Baader Meinhof Phenomenon, also known as the Frequency Illusion, happens when you come across something that’s unusual on many occasions, all within a short period of time.
Let’s give you an example. You’ve been looking for a new car for several months and finally, make your purchase. Let’s imagine, after much deliberation, you decided to buy a new red car. You rarely saw one on the road before buying one, but after you made your purchase, they started appearing everywhere you went. This is all because of something called the Baader Meinhof Phenomenon.
It’s more commonly known as the Frequency Illusion. It’s a feeling you get that something is happening more often than before. The truth is that it’s not occurring more frequently. The difference is that you’re now paying more attention to that particular thing.
During any single day, your mind has to produce a tremendous amount of information. There’s so much to process that our minds tend to filter it. If it didn’t, your brain would be completely overwhelmed. And let’s face it, do we really need to take everything that we see?
The Baader Meinhof phenomenon was originally discovered by Terry Mullen in 1994. He decided to write a letter to a newspaper column where he stated that he had first heard of the Baader–Meinhof Group, and then shortly after other readers continued to submit their own similar experiences and quoting the name as the description and thus it became known as the Baader–Meinhof phenomenon.
The additional term “frequency illusion” was named in 2006 by Arnold Zwicky.
What happens when we notice something more often, thanks to the frequency illusion, is that we tend to think it’s important, even if it’s not. This is called confirmation bias.
As humans, we tend to interpret things a certain way to confirm what we believe to be true. If, for example, you believe a plant-based diet is the only sensible way to eat, you will seek out information to support that belief and be more naturally inclined to remember details that back up your opinion rather than any facts that don’t.
It’s possible to make good use of these ideas in a marketing strategy. Isn’t your strategy’s aim to get your brand into potential customers’ heads, after all? Once the concept is firmly planted, you can reaffirm beliefs with advertising.
If you have a unique selling point that’s memorable, it will help. It doesn’t seem to matter if your competitors are already doing it because you’ve made the point first, and people are then more likely to make the association with your brand.
You can influence potential customer decisions in three ways.

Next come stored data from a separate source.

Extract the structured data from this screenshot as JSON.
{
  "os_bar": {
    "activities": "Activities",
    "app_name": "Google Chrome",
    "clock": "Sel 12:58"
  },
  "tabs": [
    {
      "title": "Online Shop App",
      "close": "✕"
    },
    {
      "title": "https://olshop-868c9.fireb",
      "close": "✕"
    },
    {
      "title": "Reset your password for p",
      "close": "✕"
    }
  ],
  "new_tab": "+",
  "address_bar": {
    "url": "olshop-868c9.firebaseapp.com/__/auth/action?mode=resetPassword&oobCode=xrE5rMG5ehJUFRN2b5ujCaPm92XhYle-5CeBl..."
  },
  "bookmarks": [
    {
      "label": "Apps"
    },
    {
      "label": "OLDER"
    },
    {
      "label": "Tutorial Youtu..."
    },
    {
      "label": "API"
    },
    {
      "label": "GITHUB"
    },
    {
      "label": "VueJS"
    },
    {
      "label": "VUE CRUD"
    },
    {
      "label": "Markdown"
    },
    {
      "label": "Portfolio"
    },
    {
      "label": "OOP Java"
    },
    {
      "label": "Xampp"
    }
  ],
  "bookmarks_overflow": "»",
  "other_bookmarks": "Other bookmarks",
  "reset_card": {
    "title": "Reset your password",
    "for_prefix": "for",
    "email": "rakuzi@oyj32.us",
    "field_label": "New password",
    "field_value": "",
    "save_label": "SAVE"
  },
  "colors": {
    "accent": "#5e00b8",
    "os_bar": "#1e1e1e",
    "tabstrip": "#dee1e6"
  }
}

Frequency Illusion and Repetitive Marketing
To use the phenomenon to your advantage, it’s important to get your brand message out there whenever possible. In order for it to work, your product has to be noticed. Start your ad campaign with a strong message, a headline that grabs people’s attention, and images to match.
Now that you’ve got people’s brains paying attention, you spread your message far and wide using various platforms, including TV, radio stations, social media, and billboards. Make sure you choose platforms that your customer base associates with.
Two very effective strategies are to use retargeting and paid online advertising. Both of these will ensure your frequency-illusioned potential customers see you everywhere they look.
Frequency Illusion and Social Proof Theory
What is Social Proof Theory? It is an effective method for convincing customers to buy a product because when humans don’t know how to act or what to think, they tend to imitate their peers or turn to others for guidance.
To convince customers who are hesitant, you can use testimonials, customer reviews, and persuasive statements such as “nine out of ten mothers recommend……”
Frequency Illusion and Confirmation Bias
Confirmation bias is a way of convincing customers to buy your products instead of competitors. It means that when a customer looks for evidence to confirm something they already know or believe (that your product is better than others), they’ll be able to find it. This applies even if the evidence is neutral on the whole.
If you’re able to create an irresistible campaign and let potential customers know why your product is better, confirmation bias and the Baader Meinhof Phenomenon will do the rest.